The Ocean Edge Resort and Club (tel. 800/343-6074; www.oceanedge.com) in Brewster, Massachusetts on Cape Cod Bay has a Halloween special "Spooky Mansion" package that actually dares guests to catch a glimpse of a house ghost. For $189 per night through the month of October, the package includes one night of deluxe accommodations, daily breakfast for two, a jack-o-lantern full of treats, free late-night coffee and a flashlight for guests who want to take a midnight stroll. If you catch a glimpse of the alleged on-premise ghost, Addie, your stay is on the house. Ouija boards are even available for guests looking for some otherworldly contact.
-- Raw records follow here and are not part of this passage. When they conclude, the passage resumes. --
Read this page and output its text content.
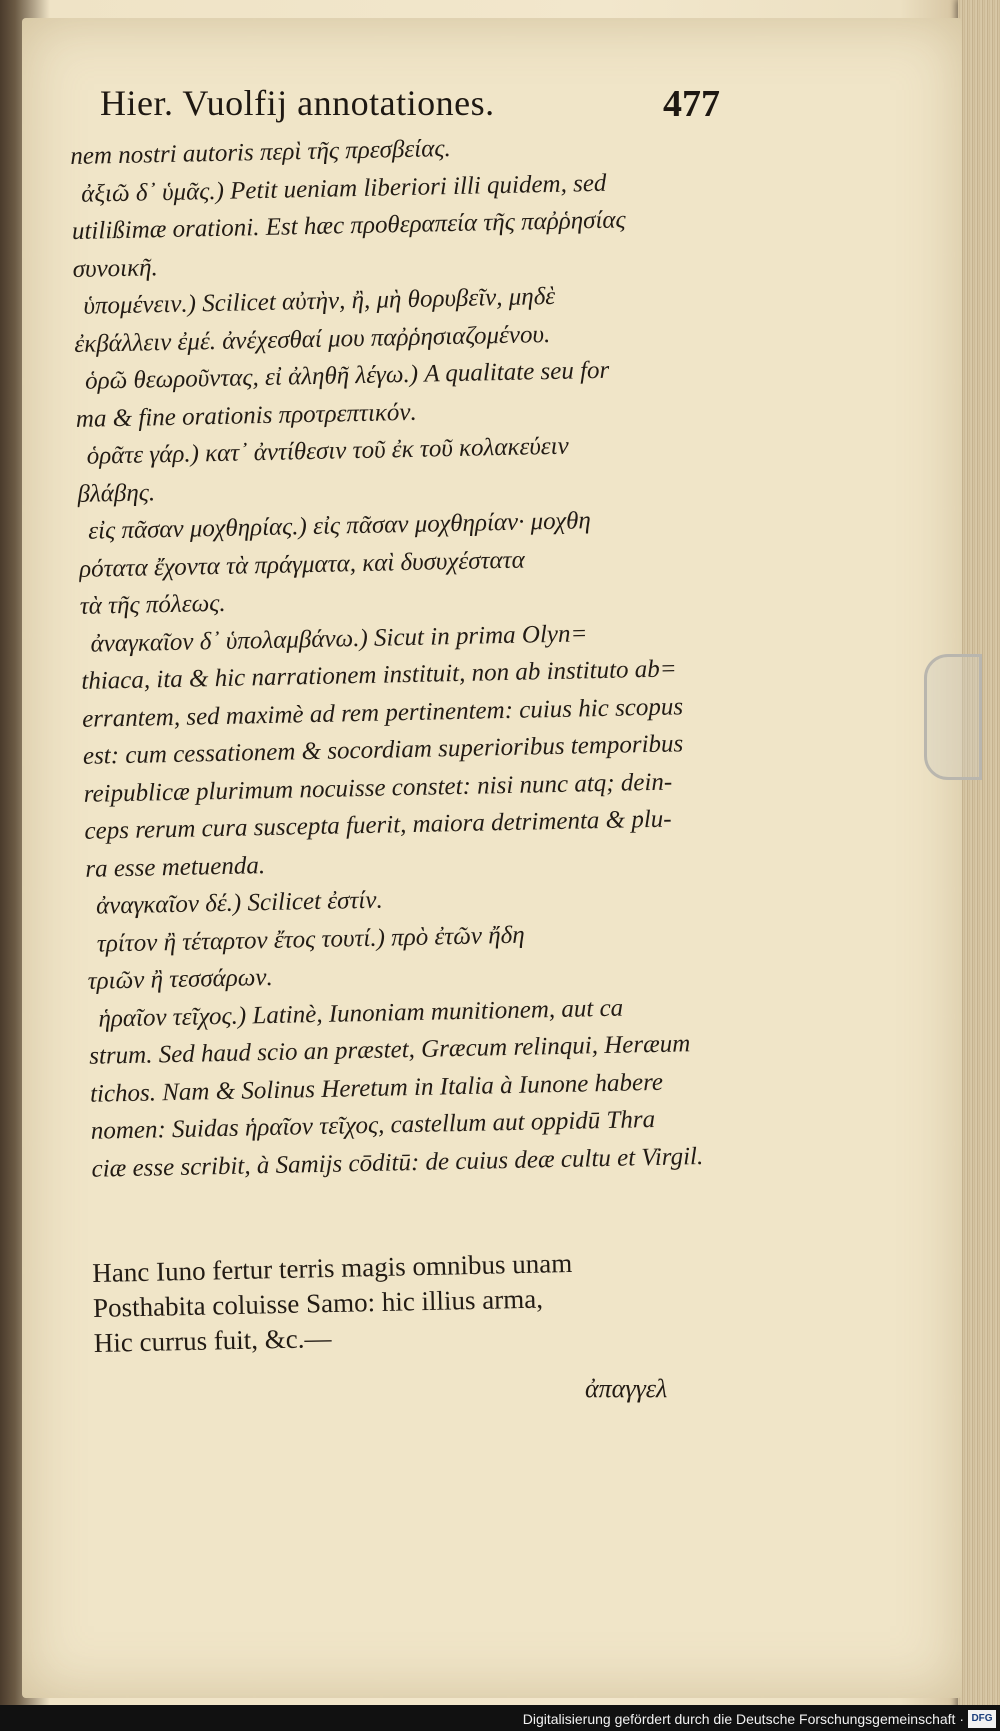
Hier. Vuolfij annotationes.	477
nem nostri autoris περὶ τῆς πρεσβείας.
ἀξιῶ δ᾽ ὑμᾶς.) Petit ueniam liberiori illi quidem, sed
utilißimæ orationi. Est hæc προθεραπεία τῆς παῤῥησίας
συνοικῆ.
ὑπομένειν.) Scilicet αὐτὴν, ἢ, μὴ θορυβεῖν, μηδὲ
ἐκβάλλειν ἐμέ. ἀνέχεσθαί μου παῤῥησιαζομένου.
ὁρῶ θεωροῦντας, εἰ ἀληθῆ λέγω.) A qualitate seu for
ma & fine orationis προτρεπτικόν.
ὁρᾶτε γάρ.) κατ᾽ ἀντίθεσιν τοῦ ἐκ τοῦ κολακεύειν
βλάβης.
εἰς πᾶσαν μοχθηρίας.) εἰς πᾶσαν μοχθηρίαν· μοχθη
ρότατα ἔχοντα τὰ πράγματα, καὶ δυσυχέστατα
τὰ τῆς πόλεως.
ἀναγκαῖον δ᾽ ὑπολαμβάνω.) Sicut in prima Olyn=
thiaca, ita & hic narrationem instituit, non ab instituto ab=
errantem, sed maximè ad rem pertinentem: cuius hic scopus
est: cum cessationem & socordiam superioribus temporibus
reipublicæ plurimum nocuisse constet: nisi nunc atq; dein-
ceps rerum cura suscepta fuerit, maiora detrimenta & plu-
ra esse metuenda.
ἀναγκαῖον δέ.) Scilicet ἐστίν.
τρίτον ἢ τέταρτον ἔτος τουτί.) πρὸ ἐτῶν ἤδη
τριῶν ἢ τεσσάρων.
ἡραῖον τεῖχος.) Latinè, Iunoniam munitionem, aut ca
strum. Sed haud scio an præstet, Græcum relinqui, Heræum
tichos. Nam & Solinus Heretum in Italia à Iunone habere
nomen: Suidas ἡραῖον τεῖχος, castellum aut oppidū Thra
ciæ esse scribit, à Samijs cōditū: de cuius deæ cultu et Virgil.
Hanc Iuno fertur terris magis omnibus unam
Posthabita coluisse Samo: hic illius arma,
Hic currus fuit, &c.—
ἀπαγγελ
Digitalisierung gefördert durch die Deutsche Forschungsgemeinschaft · DFG
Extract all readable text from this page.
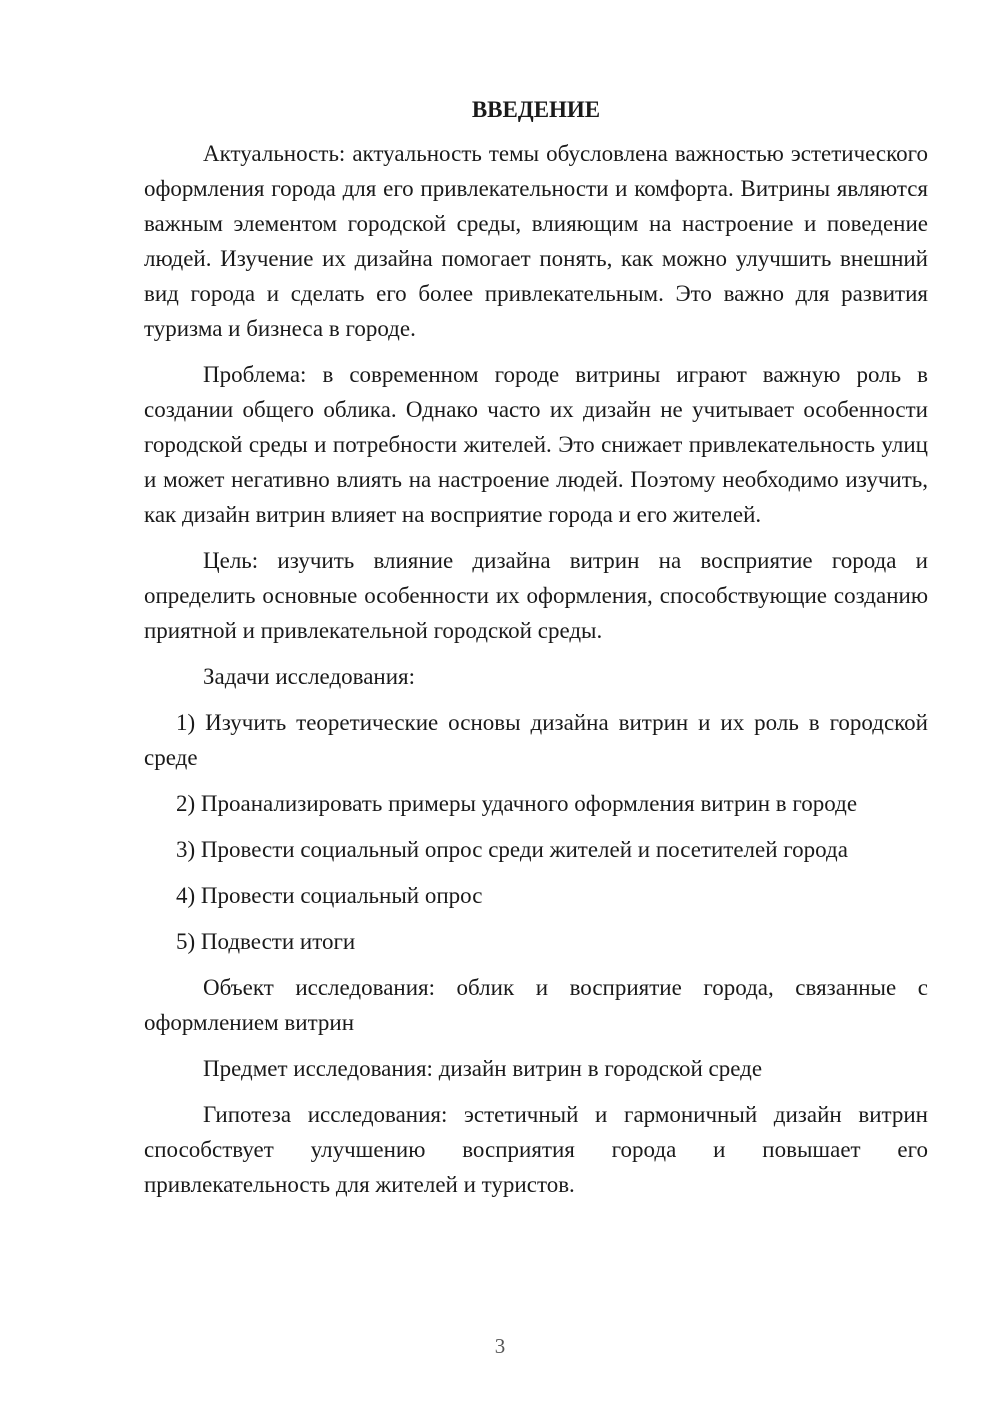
ВВЕДЕНИЕ

Актуальность: актуальность темы обусловлена важностью эстетического оформления города для его привлекательности и комфорта. Витрины являются важным элементом городской среды, влияющим на настроение и поведение людей. Изучение их дизайна помогает понять, как можно улучшить внешний вид города и сделать его более привлекательным. Это важно для развития туризма и бизнеса в городе.

Проблема: в современном городе витрины играют важную роль в создании общего облика. Однако часто их дизайн не учитывает особенности городской среды и потребности жителей. Это снижает привлекательность улиц и может негативно влиять на настроение людей. Поэтому необходимо изучить, как дизайн витрин влияет на восприятие города и его жителей.

Цель: изучить влияние дизайна витрин на восприятие города и определить основные особенности их оформления, способствующие созданию приятной и привлекательной городской среды.

Задачи исследования:

1) Изучить теоретические основы дизайна витрин и их роль в городской среде

2) Проанализировать примеры удачного оформления витрин в городе

3) Провести социальный опрос среди жителей и посетителей города

4) Провести социальный опрос

5) Подвести итоги

Объект исследования: облик и восприятие города, связанные с оформлением витрин

Предмет исследования: дизайн витрин в городской среде

Гипотеза исследования: эстетичный и гармоничный дизайн витрин способствует улучшению восприятия города и повышает его привлекательность для жителей и туристов.

3
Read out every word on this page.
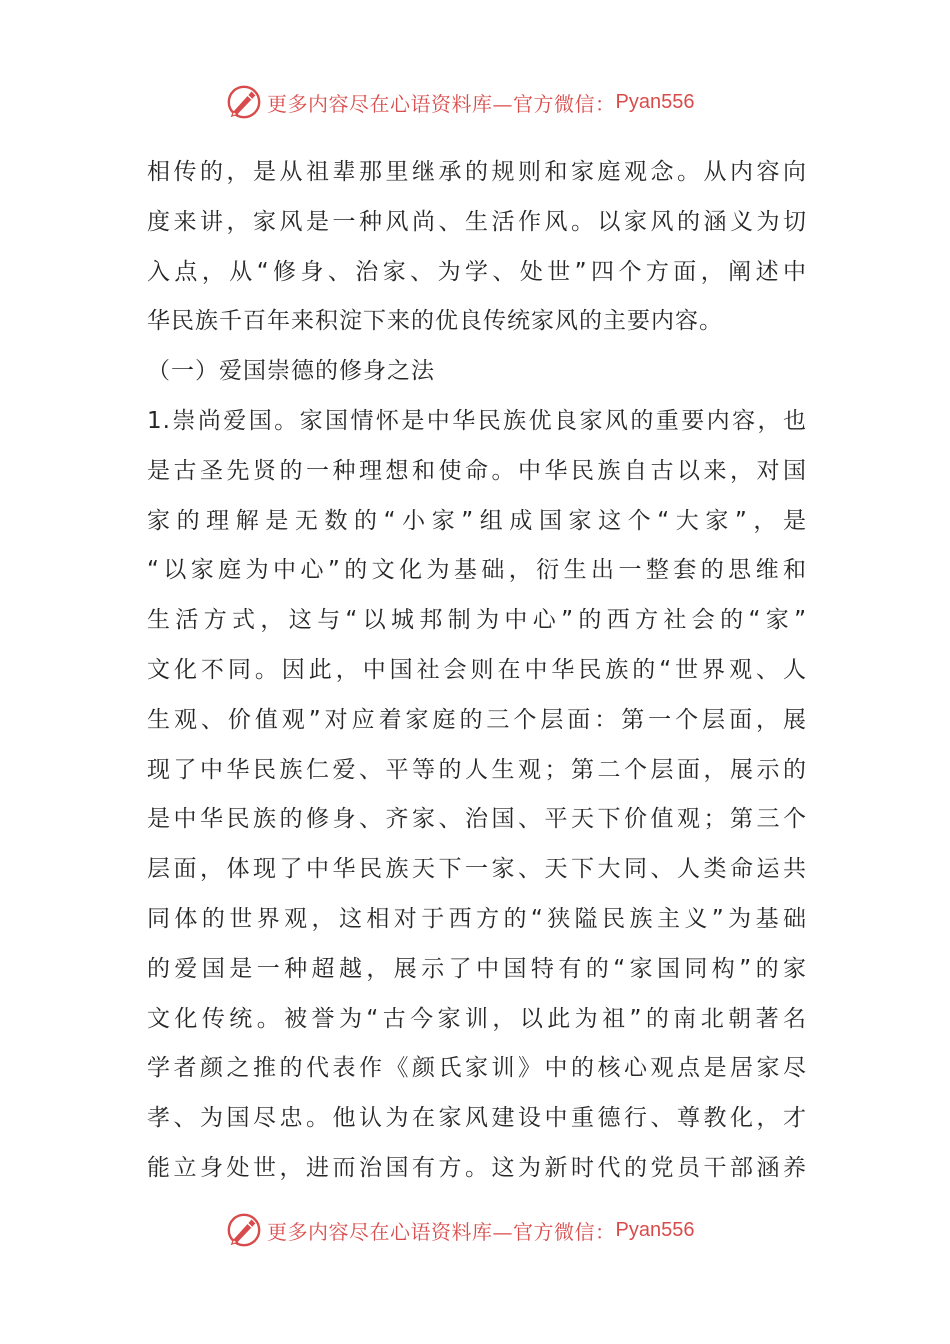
更多内容尽在心语资料库—官方微信： Pyan556
相传的，是从祖辈那里继承的规则和家庭观念。从内容向
度来讲，家风是一种风尚、生活作风。以家风的涵义为切
入点，从“修身、治家、为学、处世”四个方面，阐述中
华民族千百年来积淀下来的优良传统家风的主要内容。
（一）爱国崇德的修身之法
1.崇尚爱国。家国情怀是中华民族优良家风的重要内容，也
是古圣先贤的一种理想和使命。中华民族自古以来，对国
家的理解是无数的“小家”组成国家这个“大家”，是
“以家庭为中心”的文化为基础，衍生出一整套的思维和
生活方式，这与“以城邦制为中心”的西方社会的“家”
文化不同。因此，中国社会则在中华民族的“世界观、人
生观、价值观”对应着家庭的三个层面：第一个层面，展
现了中华民族仁爱、平等的人生观；第二个层面，展示的
是中华民族的修身、齐家、治国、平天下价值观；第三个
层面，体现了中华民族天下一家、天下大同、人类命运共
同体的世界观，这相对于西方的“狭隘民族主义”为基础
的爱国是一种超越，展示了中国特有的“家国同构”的家
文化传统。被誉为“古今家训，以此为祖”的南北朝著名
学者颜之推的代表作《颜氏家训》中的核心观点是居家尽
孝、为国尽忠。他认为在家风建设中重德行、尊教化，才
能立身处世，进而治国有方。这为新时代的党员干部涵养
更多内容尽在心语资料库—官方微信： Pyan556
The 429-acre resort leaves plenty of room for long walks and Addie spotting, although the most likely place to find her is in the 1912 Victorian Nickerson Mansion that houses 90 of the resorts more than 300 rooms. Rumor has it that poor Addie has been roaming the halls since 1912 waiting for her young husband who died two weeks before the couple was supposed to live in their new home, rebuilt after a mysterious fire in 1906. Addie moved in, and allegedly never left. If you don't find her, you can always bike the 26-mile Cape Cod rail trail, eat or drink in one of the resorts four bar/restaurants, hit the golf ball on the resorts championship golf course, play tennis, walk on the beach or play hoops on one of the hotel's outside basketball courts. Normal fall rates start at $290, making the Halloween special that much more appealing. Say hello to Addie.